Sunday, 3 May 2009

Dublin 2009

I recently visited Dublin and my experience there was nothing short of fantastic. When I left London for Dublin, the BBC “rainy weekend” forecast totally had my expectations in check. But everything turned out to be a pleasant surprise when I reached my destination.

First impression:

Well, so I took the train from London to Holyhead, which is a port on the west coast on Britain (in Wales), and took the ferry from Holyhead to Dublin. While this was my first time in a ferry and I quite enjoyed it, I would avoid the train journey if I were to go there again. While I was waiting for my ferry to arrive at 2:40 in the night, two drunken Irish girls got down from the ferry from Dublin, and started enquiring about “how to reach UK”. One of them started dancing and hugging the gentleman who tried telling her she was already in UK. Finally a fight broke out between the two (no one knows why) and the police arrived to take them away. THAT was some start to my journey, and I started to get nervous about what was in store for me in Ireland.

Day 1:

Dublin turned out to be very welcoming and pleasant in spite of my ‘entertaining’ experience at Holyhead. This was the first time I stayed in a hostel, and I think makes sense when you know you are going to travel quite a bit and don’t want to go overboard on the hotel expenses, which are typically thrice as expensive as the hostels. I met a girl from DC in the breakfast room and she joined me in exploring the city on foot.

We started at the O’Connel monument and went on to Trinity College. Even though the buildings have undergone evident facelifts after being built in 1592, the campus is magnificent.

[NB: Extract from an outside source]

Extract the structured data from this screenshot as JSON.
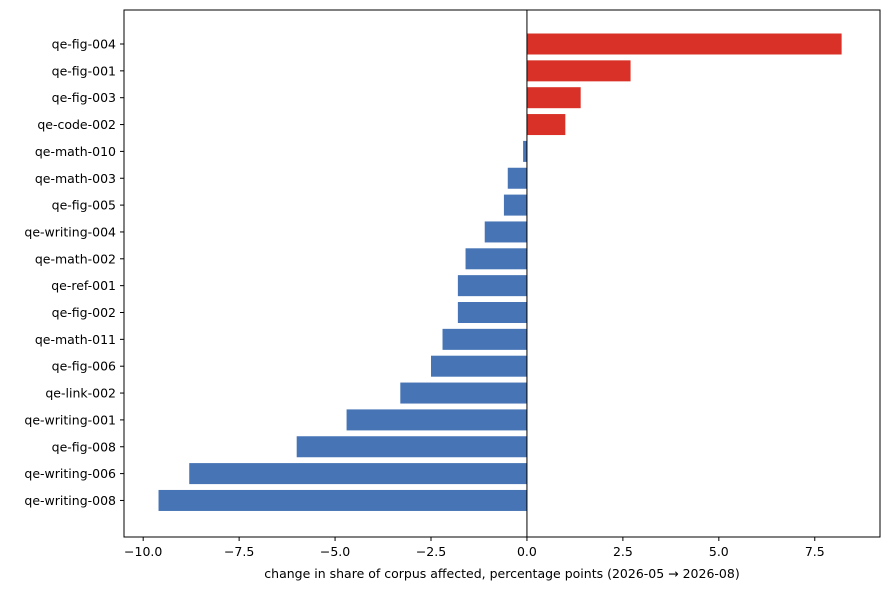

We went inside the Old Library to see the spectacular long room, and then to the Treasury to see the beautiful Book of Kells, which was made around 800 AD. I still can’t believe that handcrafted designs can be so intricate! The vibrant colors were apparently taken from rare minerals found in the Middle East. Oh, and the red dye was taken from a particular species of insects, but only when they were pregnant. Now, THAT must have been quite a task!

We then walked to Grafton Street, the main vibrant shopping area of the city. It started to get sunny as we had a second breakfast near St Ann’s Church. National Museum was nice too, although I was surprised that there was nothing from the struggle against the British rule. National Gallery was a collection of nice paintings set against colorful walls. We then went to St Stephen’s Green park, which was beautiful beautiful. Basically, we were lucky in that all the flowers were in blossom, and it was sunny and pleasant. I was so happy that my friend dragged me there even though I hadn’t planned on it earlier. We ended the day with St Patrick’s Church and its huge ornate stained glass walls. Splendid!

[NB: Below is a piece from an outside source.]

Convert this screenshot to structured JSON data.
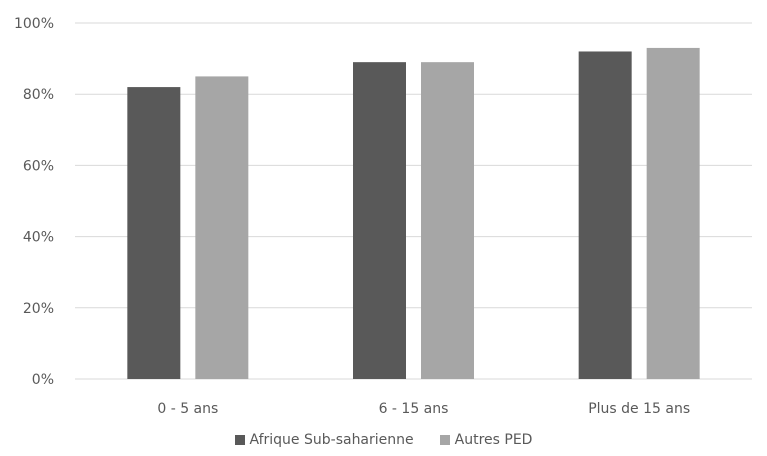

The evening at the Auld Dubliner:

We had walked almost 15 kms in one day. My feet were screaming for mercy and we decided to take rest for an hour before hitting the Temple Bar area for dinner at an Irish restaurant. Temple Bar (the famous bar after which the area is named) is so overrated! There was jam packed with absolutely no place to stand, and men were pushing women. Gross. We decided to leave the bar early, and went in ‘The Auld Dubliner’ instead. This was where the real party began. I quite liked the crowd – very international and very friendly. And the music wasn’t bad either. So we Indian girls sat at the bar and got ourselves two pints of Guinness. The barmen were very friendly, except the Indian one, who seemed very skeptical of us.

However, we were not alone for long. At one point, we were surrounded by a group of 8-10 German men at a bachelor party, who were very curious about ‘Indian black’ eyes. It’s nice to be told that one is beautiful. Hell, it’s very nice to be told that. In the bigger scheme of things, these small compliments go a long way! The snooty Indian barman wasn’t laughing anymore. We then met another girl from Indiana. I ended up having one of my best nightouts ever! When we started, we thought we’d be back by 11. Hell, we went back at like 4 or something!

Day 2:

Day 2 started very late for obvious reasons. We had to cover four main places and had just over half a day. We first took a tour of the Guinness storehouse, where they had simulated a mini brewery for us. Very impressive indeed. Arthur Guinness, the man who invented the Guiness ‘formula’ exactly 250 years ago, signed a 9000 year lease for his brewery. Genius!

After about an hour in the brewery and a couple of free sips of the famous beer, we went to do a tour of the Kilmainham Gaol jail, where the national heroes of the 1916 Easter Rising were held captive and shot. It was nice to know about the history of Ireland and I was quite moved by some of the stories of the heroes. The Irish got their freedom from Britain in 1922, but only after splitting the country in two (the Northern Ireland is still a British territory). We then came back to the city center to do a tour of the Dublin castle, which was home to the British queen when she used to visit Ireland. I headed to the hostel after visiting the Christ Church Cathedral.

Dublin is definitely worth a visit if you are in Europe or UK for tourism. It is easy to get around, and the people are one of the friendliest in Europe.